By Romell Eubank
Jamaica’s political atmosphere has been heated for the past few weeks. Fortunately, it has been ignited with excitement from all the dubs and debates. Despite restrictions due to the coronavirus pandemic, politicians have found creative ways to reach a majority of their voters. This has been successful due to the advancement in technology. Social media is one of the main forms of media that has been used to educate and motivate voters.
In an age of memes, both politicians as well as political bloggers and activists have been able to add ‘spice’ to their campaigns and to their political analyses. Even though we have been hearing of few instances of political violence – some of which are yet to be confirmed, more attention is being given to the memes, comments and various forms of ‘shade’ that have brought forth laughter as they are shared on Instagram, Facebook and shared on WhatsApp. This seems to be an election with a difference.
The ‘Dub’ Factor
We saw dubs from high-profile politicians like Lisa Hanna. Her dub was done by fast growing female Reggae artiste Shenseea. This was followed by Stylo G’s dub for Central Manchester MP Peter Bunting. Surprisingly Opposition Leader Dr. Peter Phillip had his own dub done by Dovey Magnum. This dub was met with laughter from many social media users as the original song carried a more erotic flavour. Many waited for the Prime Minister’s dub, and we can admit, the wait was worth it. Mr. Universe by fast rising dancehall artiste Skillibeng was one of the first dubs that rocked the political atmosphere for persons who were interested in dubs. We are seeing rural and unpopular candidates using dubs to add a little spice to their campaign – most notably candidates like Dwight Sibblies, Horace Dalley, George Wright and many others. I believe going forward, dubs should be a main campaign tool.

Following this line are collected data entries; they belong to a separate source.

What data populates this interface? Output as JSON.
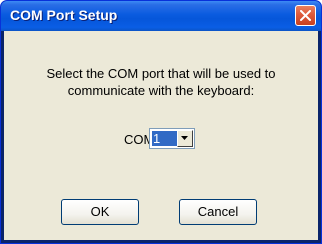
{
  "window": {
    "title": "COM Port Setup"
  },
  "dialog": {
    "message_line1": "Select the COM port that will be used to",
    "message_line2": "communicate with the keyboard:",
    "com_label": "COM:",
    "com_value": "1"
  },
  "buttons": {
    "ok_label": "OK",
    "cancel_label": "Cancel"
  },
  "colors": {
    "title_bar": "#0a5be0",
    "client_background": "#ece9d8",
    "close_button": "#de5a3c",
    "selection": "#316ac5"
  },
  "icons": {
    "close": "close-icon",
    "dropdown": "chevron-down-icon"
  }
}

The eagerness for the debates was high and might even have been higher than for the dubs. Young people waited for the memes and all the ‘shade’ while the intellectual class waited on the statistics and other facts. The supporters on the other hand, spent the debate getting angry at the panel members for asking questions that made their leaders stutter. On the first night of the debate, we saw political jabs being thrown by both sides. The night ended with memes and photos that are still being used to solicit laughter from younger citizens on social media. The second night ended with disappointment for the economist, but young people had their memes and hashtags, the most notable of which was perhaps Finance Minister Nigel Clarke’s use of the excerpt: “Likkle bit a money”, from dancehall artiste Govana’s single Likkle Bit a Money. The final night had Prime Minister Andrew Holness referring to Opposition Leader Dr. Peter Phillips as Peter ‘Papa Tax’ Phillips. These debates have produced joy and laughter in the midst of a serious pandemic.
Dubs and the recent debates without a doubt have brought forth laughter and to some extent, happiness. This election has been a spicy one that will be remembered for decades to come. As we remember the bloody 1980s election, we will remember this 2020 election as one in which we had fun while choosing our future leaders. Some analysts will say we are diverting from the real issues with dubs and debates but you have never heard them speak out against political violence. We want a fun election, not a bloody election.